Der Kunstverein Würzburg stellt auf seinem Schiff Arte Noah im Alten Hafen Malerei von Sebastian Maas aus. Der 40-Jährige war an der Münchner Akademie Meisterschüler von Karin Kneffel, die ein solches Aufbaustudium bei Gerhard Richter absolvierte. Tatsächlich setzt Maas eine Tradition des durchreflektierten Realismus fort. Zugänglicher als die drei Großformate sind die 26 Menschen-Affen-Porträts in Öl auf knapp A4-großen Lkw-Planenstücken. Selbstbildnisse in Frauenrollen wechseln ab mit Tierstudien, an denen auch der zoologische Laie erkennt: Maas hat jedes Mal eine bestimmte Affenart im Sinn, und jedes Exemplar ist in der jeweiligen Situation äußerst präsent. Das steht schonmal in klarem Kontrast zu den queeren Selbstinszenierungen des Künstlers direkt nebenan. Außerdem führt diese Konstellation zu der Frage: Wie sieht es mit den Affen aus? Gleiten da auch die Übergänge zum Menschen hin oder gibt es klare Grenzen?
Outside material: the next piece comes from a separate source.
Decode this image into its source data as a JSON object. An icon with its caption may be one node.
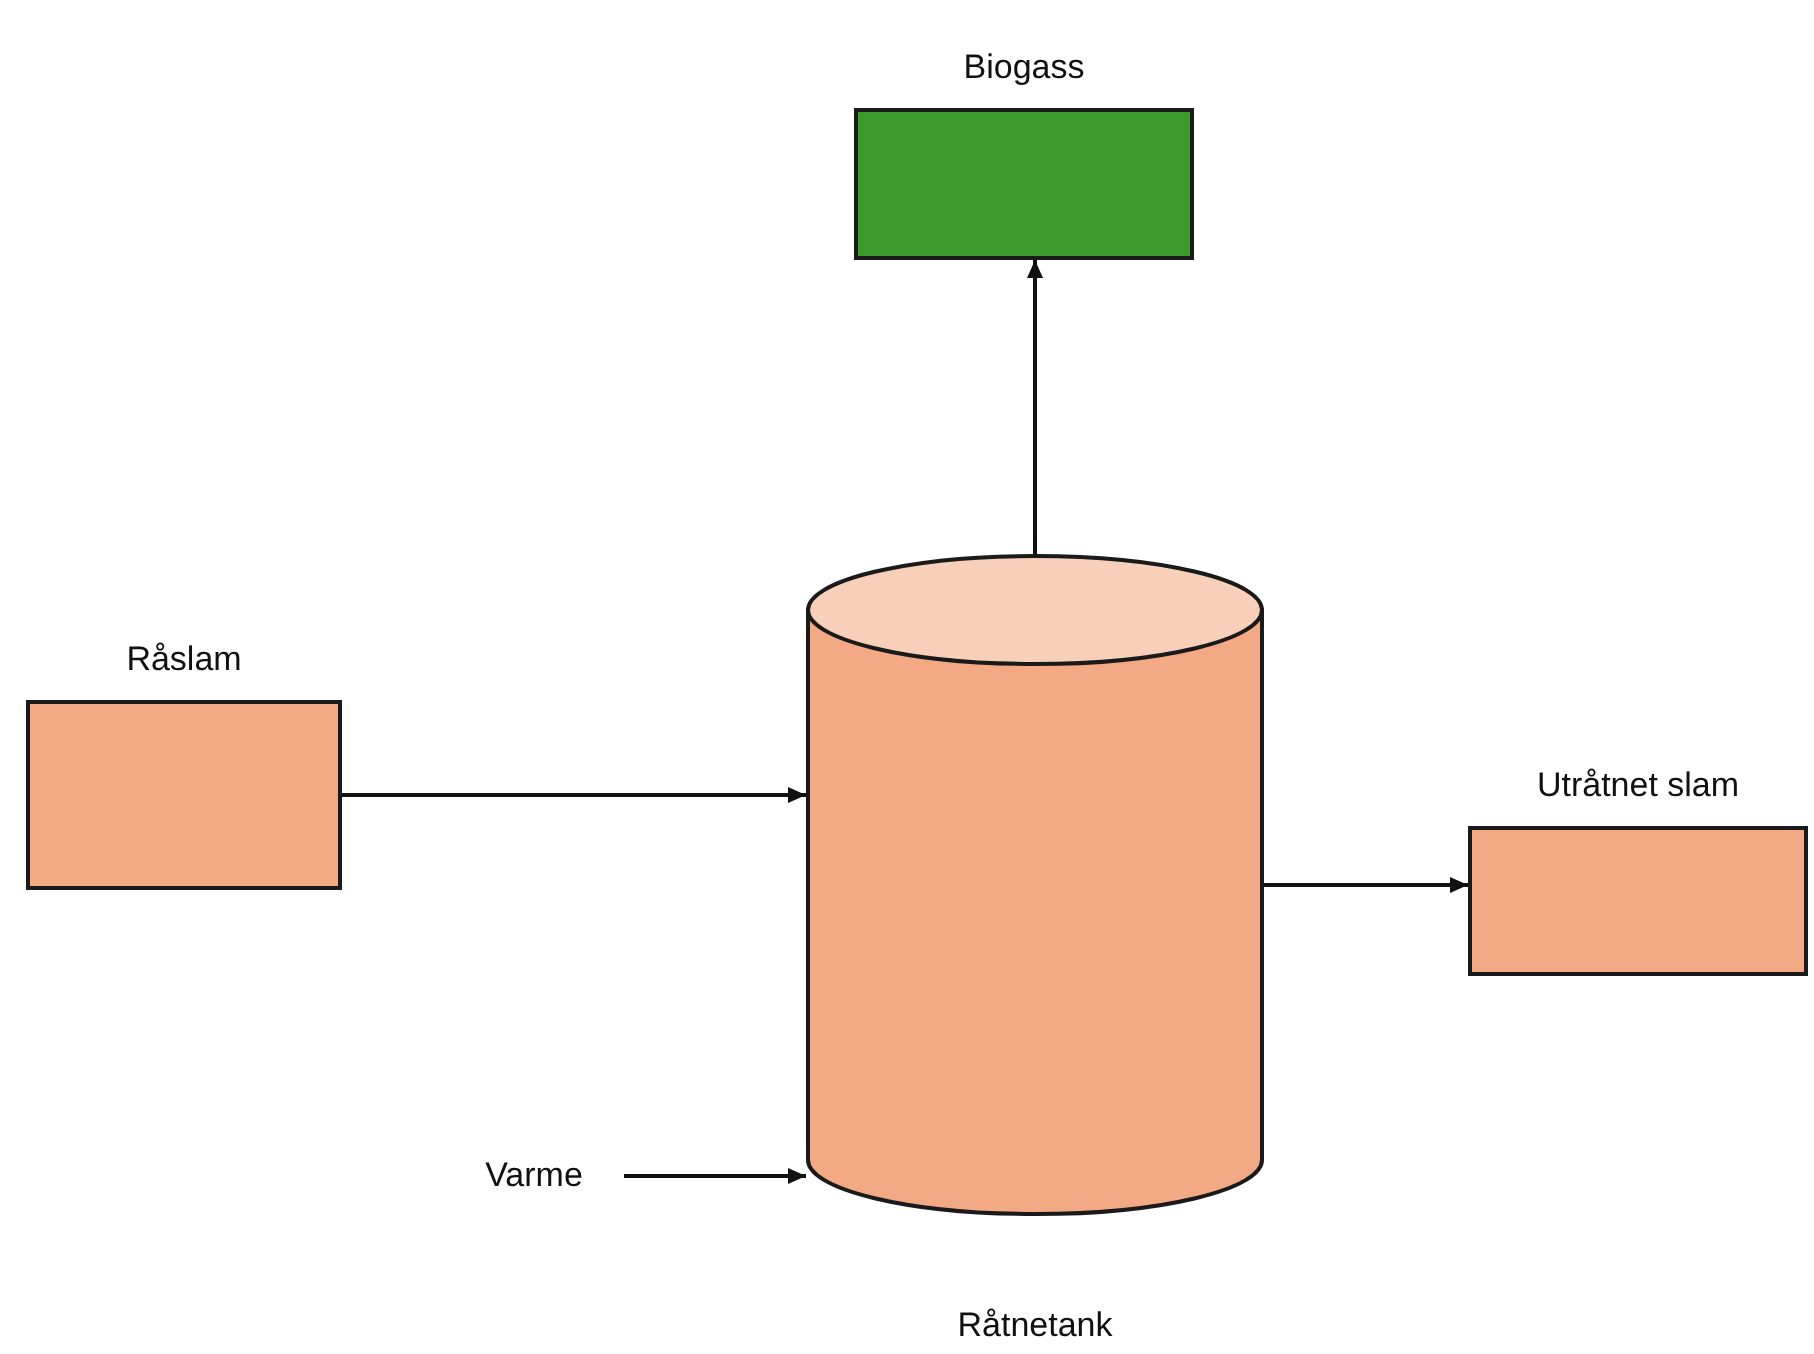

Bei der Vernissage löste Sebastian Maas die letzte Frage nach der Nähe von Mensch und Tier einfach: "Affen lösen sehr viel im Menschen aus – auch Abstoßung." Verwischte Grenzen und Ambivalenzen beherrschen diese Ausstellung und tragen also zur geistigen Regsamkeit der Betrachterinnen und Betrachter bei. Ein Katalogtext formulierte es 2018 so: "Seine komplexen Werke laden den Betrachter ein, sich an dem hochintellektuellen Spiel zu beteiligen." Und Maas selbst meinte im kleinen Kreis am Rand der – auch von jungem Publikum sehr gut besuchten – Vernissage, er wolle "intellektuell provozieren". Dabei aber Obacht: Der Mann hat vor seinem Kunststudium einen Abschluss in Biologie / Neurowissenschaften gemacht.
Ein weiterer Maas-Ansatz ist die Adaption barocker Motive, bei denen es zum Genuss sicher beiträgt, wenn man einiges kunsthistorische Wissen mit vor die Leinwand bringt. Sebastian Maas zeigt in seiner Rubens-Interpretation an der Stirnwand des Ausstellungsraums aber auch unmittelbar, worauf es ankommt beziehungsweise worauf es Rubens bei seinen fünf Quadratmetern "Der Raub der Töchter des Leukippos" ankam: nicht auf den Inhalt, die Handlung, sondern auf "Komposition und Opulenz". Das ist vielfach noch heute so. Das eine Leukippos-Kind hat zwar einen Waschbrettbauch, dafür bildet ein güldener Riesenphallus das Rückgrat des gesamten Bildaufbaus. Themen überschneiden sich mit der Porträtserie. Die, was man nachtragen sollte, vorherrschend monochrom in Farben alter Fotoabzüge gehalten ist.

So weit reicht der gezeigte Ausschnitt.